La certification biologique pourrait-elle être en train de dévier notre énergie de sujets importants comme la justice sociale, ou l’accès aux aliments sains pour tous et toutes? Pas nécessairement un argument contre la certification bio, mais un rappel important que des soucis plus systémiques d’accès à la nourriture se doivent d’être attaqués. Restez à l’affût pour une prochaine chronique agricole dans l’infolettre!

  • Pour ajouter de la complexité 🔥: le cas de USDA qui certifie l’hydroponie et le bétail en confinement, Real Organic propose une certification supplémentaire 

Heureusement, au Québec, la certification biologique des cultures hors-sol (sans lien avec le sous-sol et la roche mère), dont l’hydroponie, sont toujours interdites.
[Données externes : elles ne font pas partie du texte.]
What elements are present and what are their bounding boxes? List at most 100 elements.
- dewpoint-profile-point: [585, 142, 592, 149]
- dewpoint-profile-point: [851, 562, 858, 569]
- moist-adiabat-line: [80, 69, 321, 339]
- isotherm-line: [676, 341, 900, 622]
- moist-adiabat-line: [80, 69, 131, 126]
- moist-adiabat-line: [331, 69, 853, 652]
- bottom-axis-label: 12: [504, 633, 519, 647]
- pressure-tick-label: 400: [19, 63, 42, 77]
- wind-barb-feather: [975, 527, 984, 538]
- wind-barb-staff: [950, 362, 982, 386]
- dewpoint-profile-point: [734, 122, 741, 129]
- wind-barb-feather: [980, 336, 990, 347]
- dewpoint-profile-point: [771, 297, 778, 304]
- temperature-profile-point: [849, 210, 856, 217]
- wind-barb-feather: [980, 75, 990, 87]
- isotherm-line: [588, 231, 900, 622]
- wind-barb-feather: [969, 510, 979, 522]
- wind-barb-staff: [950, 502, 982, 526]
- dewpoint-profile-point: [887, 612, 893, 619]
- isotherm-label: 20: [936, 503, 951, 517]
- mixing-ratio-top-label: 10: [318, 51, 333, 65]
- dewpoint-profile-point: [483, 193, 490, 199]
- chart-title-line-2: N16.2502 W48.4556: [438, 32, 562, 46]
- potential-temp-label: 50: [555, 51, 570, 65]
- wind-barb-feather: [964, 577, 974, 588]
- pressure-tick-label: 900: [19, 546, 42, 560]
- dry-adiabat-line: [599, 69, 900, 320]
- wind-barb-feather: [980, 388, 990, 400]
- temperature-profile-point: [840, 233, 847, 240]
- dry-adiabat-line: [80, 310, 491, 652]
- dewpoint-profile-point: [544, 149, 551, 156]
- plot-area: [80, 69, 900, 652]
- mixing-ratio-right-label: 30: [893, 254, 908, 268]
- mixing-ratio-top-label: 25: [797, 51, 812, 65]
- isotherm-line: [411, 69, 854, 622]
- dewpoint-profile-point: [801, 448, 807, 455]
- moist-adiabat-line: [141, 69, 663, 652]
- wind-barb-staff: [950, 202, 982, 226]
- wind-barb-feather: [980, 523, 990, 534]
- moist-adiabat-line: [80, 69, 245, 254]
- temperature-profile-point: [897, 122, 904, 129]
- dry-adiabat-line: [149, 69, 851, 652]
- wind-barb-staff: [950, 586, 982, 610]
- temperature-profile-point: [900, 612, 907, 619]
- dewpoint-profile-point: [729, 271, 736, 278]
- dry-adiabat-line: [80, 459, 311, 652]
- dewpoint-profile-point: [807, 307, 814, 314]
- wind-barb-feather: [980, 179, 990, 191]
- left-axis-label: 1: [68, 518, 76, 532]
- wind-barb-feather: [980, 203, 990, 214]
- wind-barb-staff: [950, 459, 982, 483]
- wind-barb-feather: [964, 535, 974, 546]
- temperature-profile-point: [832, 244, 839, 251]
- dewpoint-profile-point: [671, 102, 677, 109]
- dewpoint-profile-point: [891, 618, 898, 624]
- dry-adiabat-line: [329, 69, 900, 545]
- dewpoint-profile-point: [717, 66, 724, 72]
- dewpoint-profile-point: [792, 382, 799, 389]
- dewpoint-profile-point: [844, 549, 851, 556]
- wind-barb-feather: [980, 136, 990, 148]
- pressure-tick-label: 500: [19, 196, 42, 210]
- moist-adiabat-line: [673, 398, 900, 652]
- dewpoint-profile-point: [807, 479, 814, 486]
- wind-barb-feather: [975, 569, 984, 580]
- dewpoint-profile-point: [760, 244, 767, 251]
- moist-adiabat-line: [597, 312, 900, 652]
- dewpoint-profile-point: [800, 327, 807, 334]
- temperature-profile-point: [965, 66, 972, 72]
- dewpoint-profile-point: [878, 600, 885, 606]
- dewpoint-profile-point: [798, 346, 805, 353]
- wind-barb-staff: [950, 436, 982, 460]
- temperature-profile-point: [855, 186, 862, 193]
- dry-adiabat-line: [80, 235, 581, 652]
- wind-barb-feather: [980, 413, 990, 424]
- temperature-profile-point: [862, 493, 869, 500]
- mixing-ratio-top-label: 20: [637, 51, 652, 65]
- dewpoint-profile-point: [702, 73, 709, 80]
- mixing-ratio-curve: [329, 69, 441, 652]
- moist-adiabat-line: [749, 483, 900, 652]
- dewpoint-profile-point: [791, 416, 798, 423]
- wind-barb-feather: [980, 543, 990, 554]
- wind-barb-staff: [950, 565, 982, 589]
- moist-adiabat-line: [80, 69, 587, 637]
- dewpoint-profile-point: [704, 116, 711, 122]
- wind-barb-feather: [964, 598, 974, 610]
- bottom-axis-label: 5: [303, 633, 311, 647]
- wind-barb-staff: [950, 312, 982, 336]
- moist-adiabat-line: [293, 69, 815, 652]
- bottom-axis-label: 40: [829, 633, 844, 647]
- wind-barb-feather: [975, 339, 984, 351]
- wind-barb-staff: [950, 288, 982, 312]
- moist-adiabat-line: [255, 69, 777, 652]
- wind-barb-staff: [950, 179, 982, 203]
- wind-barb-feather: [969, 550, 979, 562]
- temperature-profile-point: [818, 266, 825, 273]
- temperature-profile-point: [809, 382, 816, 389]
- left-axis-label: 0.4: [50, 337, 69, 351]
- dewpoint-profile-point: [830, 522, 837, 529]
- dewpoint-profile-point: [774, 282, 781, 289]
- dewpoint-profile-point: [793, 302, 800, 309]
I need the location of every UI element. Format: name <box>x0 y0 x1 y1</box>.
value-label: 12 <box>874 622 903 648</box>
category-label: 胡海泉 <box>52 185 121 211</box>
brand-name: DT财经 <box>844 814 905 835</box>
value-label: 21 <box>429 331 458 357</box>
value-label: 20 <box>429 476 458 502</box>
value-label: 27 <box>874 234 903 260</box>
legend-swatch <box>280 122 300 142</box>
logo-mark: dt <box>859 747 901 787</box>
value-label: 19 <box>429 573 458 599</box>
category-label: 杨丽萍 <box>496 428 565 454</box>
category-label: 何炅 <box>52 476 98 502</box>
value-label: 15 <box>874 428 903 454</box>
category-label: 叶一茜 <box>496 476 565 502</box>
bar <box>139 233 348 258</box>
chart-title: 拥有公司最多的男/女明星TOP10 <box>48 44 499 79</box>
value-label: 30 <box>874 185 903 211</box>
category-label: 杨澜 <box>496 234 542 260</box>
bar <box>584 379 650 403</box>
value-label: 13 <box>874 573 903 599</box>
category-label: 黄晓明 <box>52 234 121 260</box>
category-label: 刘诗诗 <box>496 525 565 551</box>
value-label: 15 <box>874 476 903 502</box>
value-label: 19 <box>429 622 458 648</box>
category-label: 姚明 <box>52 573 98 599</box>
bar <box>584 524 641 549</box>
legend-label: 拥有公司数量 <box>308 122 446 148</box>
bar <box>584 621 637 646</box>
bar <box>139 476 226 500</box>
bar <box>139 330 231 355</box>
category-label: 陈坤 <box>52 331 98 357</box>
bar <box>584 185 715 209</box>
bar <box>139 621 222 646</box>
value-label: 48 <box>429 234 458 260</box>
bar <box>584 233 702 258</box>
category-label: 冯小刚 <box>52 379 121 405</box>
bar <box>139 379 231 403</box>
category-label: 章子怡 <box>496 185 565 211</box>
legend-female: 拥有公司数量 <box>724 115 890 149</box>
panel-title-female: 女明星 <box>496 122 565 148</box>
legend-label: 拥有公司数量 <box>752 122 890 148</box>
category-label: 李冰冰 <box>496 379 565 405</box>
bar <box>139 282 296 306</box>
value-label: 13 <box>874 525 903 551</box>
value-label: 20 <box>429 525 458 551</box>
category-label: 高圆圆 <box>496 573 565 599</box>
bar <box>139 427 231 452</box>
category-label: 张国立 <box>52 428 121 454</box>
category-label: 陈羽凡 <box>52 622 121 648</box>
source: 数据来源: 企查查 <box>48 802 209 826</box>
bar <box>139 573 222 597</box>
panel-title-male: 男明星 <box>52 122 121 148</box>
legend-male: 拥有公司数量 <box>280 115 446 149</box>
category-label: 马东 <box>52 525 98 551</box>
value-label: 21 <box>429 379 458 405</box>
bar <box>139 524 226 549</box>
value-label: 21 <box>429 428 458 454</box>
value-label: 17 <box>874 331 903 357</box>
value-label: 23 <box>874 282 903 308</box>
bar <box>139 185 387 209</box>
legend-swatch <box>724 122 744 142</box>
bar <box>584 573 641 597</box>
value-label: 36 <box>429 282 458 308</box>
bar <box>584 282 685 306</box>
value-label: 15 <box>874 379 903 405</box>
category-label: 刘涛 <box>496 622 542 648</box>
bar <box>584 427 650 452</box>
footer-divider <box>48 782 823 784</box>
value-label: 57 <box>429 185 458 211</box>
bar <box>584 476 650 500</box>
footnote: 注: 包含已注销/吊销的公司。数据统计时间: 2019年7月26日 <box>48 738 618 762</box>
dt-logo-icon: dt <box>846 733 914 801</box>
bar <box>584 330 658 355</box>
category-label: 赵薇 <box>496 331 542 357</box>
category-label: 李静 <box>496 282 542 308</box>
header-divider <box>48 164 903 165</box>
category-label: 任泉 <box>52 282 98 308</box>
Mais aux États-Unis, la situation est différente et fait du bruit. « Le résultat est que les vrais agriculteurs biologiques font faillite et que les vrais consommateurs de produits biologiques sont régulièrement trompés. Le choix d’acheter de vrais aliments biologiques dans les magasins se perd. Comment pouvez-vous distinguer le lait de pâturage de l’exploitation de confinement? Comment distinguer les baies et les produits cultivés en terre des produits hydroponiques? » 

Real Organic est une initiative menée par Leah Penniman, Jean-Martin Fortier et Vandana Shiva, trois personnes qui sont des piliers de justice environnementale et alimentaire en Amérique du Nord et qui sont très admirées au Roulant. L’initiative met de l’avant une certification supplémentaire qui distingue la culture en pleine terre et le bétail de pâturage à l’intérieur de la certification USDA Organic. 

Conclusion

La vocation de cette série de billets de blogue est d’ouvrir des petites fenêtres sur les coulisses du Roulant. Nous souhaitons faire remonter à la surface nos certitudes et incertitudes et les partager avec notre communauté pour que nous puissions ensemble continuer notre apprentissage.

Cette semaine nous posons peut-être plus de questions que nous apportons de réponses, dans un domaine dans lequel nous sommes pourtant parfois considérés comme un organisme de référence. Travailler en changement social requiert néanmoins de questionner sans cesse ses acquis et de se mettre dans une position d’inconfort pour innover, progresser, apprendre.  

Nous vous invitons donc à réfléchir à tout cela avec nous, une pomme à la main, et à continuer de soutenir vos fermières et fermiers maraîchers biologiques locaux, certifiés et non certifiés.